The American Academy 1947–54, Reopening and Reorientation: A Personal Reminiscence

Harry B. Evans and Lawrence Richardson Jr.
Harry B. Evans (left) with Lawrence Richardson Jr.

The Academy has just published a personal memoir by Lawrence Richardson Jr., a 1950 Fellow, 1979 Resident, and Academy Trustee from 1969 to 1992, focusing on his years in Rome.

Thanks to the efforts of Trustee Rea Hederman and the enthusiastic support of the Publications Committee, The American Academy 1947–54, Reopening and Reorientation: A Personal Reminiscence covers Richardson’s experiences as a Fellow in classical studies; the launch and early seasons of the Academy’s excavations at Cosa; life in Rome and at the Academy itself; the Fellows, Residents, and staff in those years; and his own work on Roman painting and architecture at Pompeii. Photographs from the Academy Archives and Richardson’s personal collection are also included. The book was edited by Harry B. Evans, a 1973 Fellow and 1992 Resident.

As the editor’s preface points out, Richardson came to the Academy in 1947, as a member of the very first group of Fellows when the institution newly reopened after the Second World War. He and his colleagues encountered a city and country much changed by recent events, quite different from those remembered by earlier Fellows, and an Academy getting started all over again after the interruption of the war. The late 1940s and early 1950s were a period of profound change, for both Rome and Italy, and for the Academy itself. The city itself grew dramatically in size and population, and the economic miracle of postwar Italy began to take shape. At the Academy a new generation of artists, architects, and scholars, molded by the experience of the war, took up residence and began their work. The Academy excavations at Cosa, which fundamentally transformed our understanding of city planning and architecture in the period of the Roman Republic, got underway in 1948. Important new work was also being done at major archaeological sites like Pompeii in Campania.

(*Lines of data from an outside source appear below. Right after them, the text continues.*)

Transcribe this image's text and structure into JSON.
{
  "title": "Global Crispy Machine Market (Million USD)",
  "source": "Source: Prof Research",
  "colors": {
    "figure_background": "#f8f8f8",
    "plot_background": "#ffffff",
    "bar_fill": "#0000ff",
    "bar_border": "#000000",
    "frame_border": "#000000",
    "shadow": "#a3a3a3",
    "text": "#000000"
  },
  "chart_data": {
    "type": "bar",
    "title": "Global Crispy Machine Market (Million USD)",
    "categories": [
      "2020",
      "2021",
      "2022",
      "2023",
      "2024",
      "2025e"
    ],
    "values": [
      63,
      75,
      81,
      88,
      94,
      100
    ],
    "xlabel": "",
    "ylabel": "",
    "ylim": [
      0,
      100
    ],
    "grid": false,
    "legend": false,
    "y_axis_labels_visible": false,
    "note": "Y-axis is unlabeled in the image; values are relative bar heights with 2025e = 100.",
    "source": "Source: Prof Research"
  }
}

Because Richardson was in the thick of it all, his reminiscences of his Academy years present a vivid portrait of the people and personalities that shaped the Academy at that time, many of whom returned to the United States to embark on brilliant careers of their own. Not only does he outline his own experiences and activities at the Academy, but we get a good sense of what life was like in the Academy community in the immediate postwar period, and we meet a cast of characters—Fellows, Residents, staff, and visitors—who effectively shaped the institution into what it has become today. His accounts of working at Cosa and Pompeii also give a vivid picture of the challenges faced by archaeologists at the time, as well as the significant achievements they made.

Readers who already know Richardson as a professor or through correspondence and conversation, at the Academy or elsewhere, will recognize immediately his keen insight into his fellow human beings, perceptive wit, and unique sense of humor. Those meeting him for the first time in these pages will get to know an extraordinary individual who has contributed so much to the success of the Academy over the past sixty years, as well as to Roman studies throughout a distinguished scholarly career. And they will learn fascinating details about the Academy at a critical period of its history.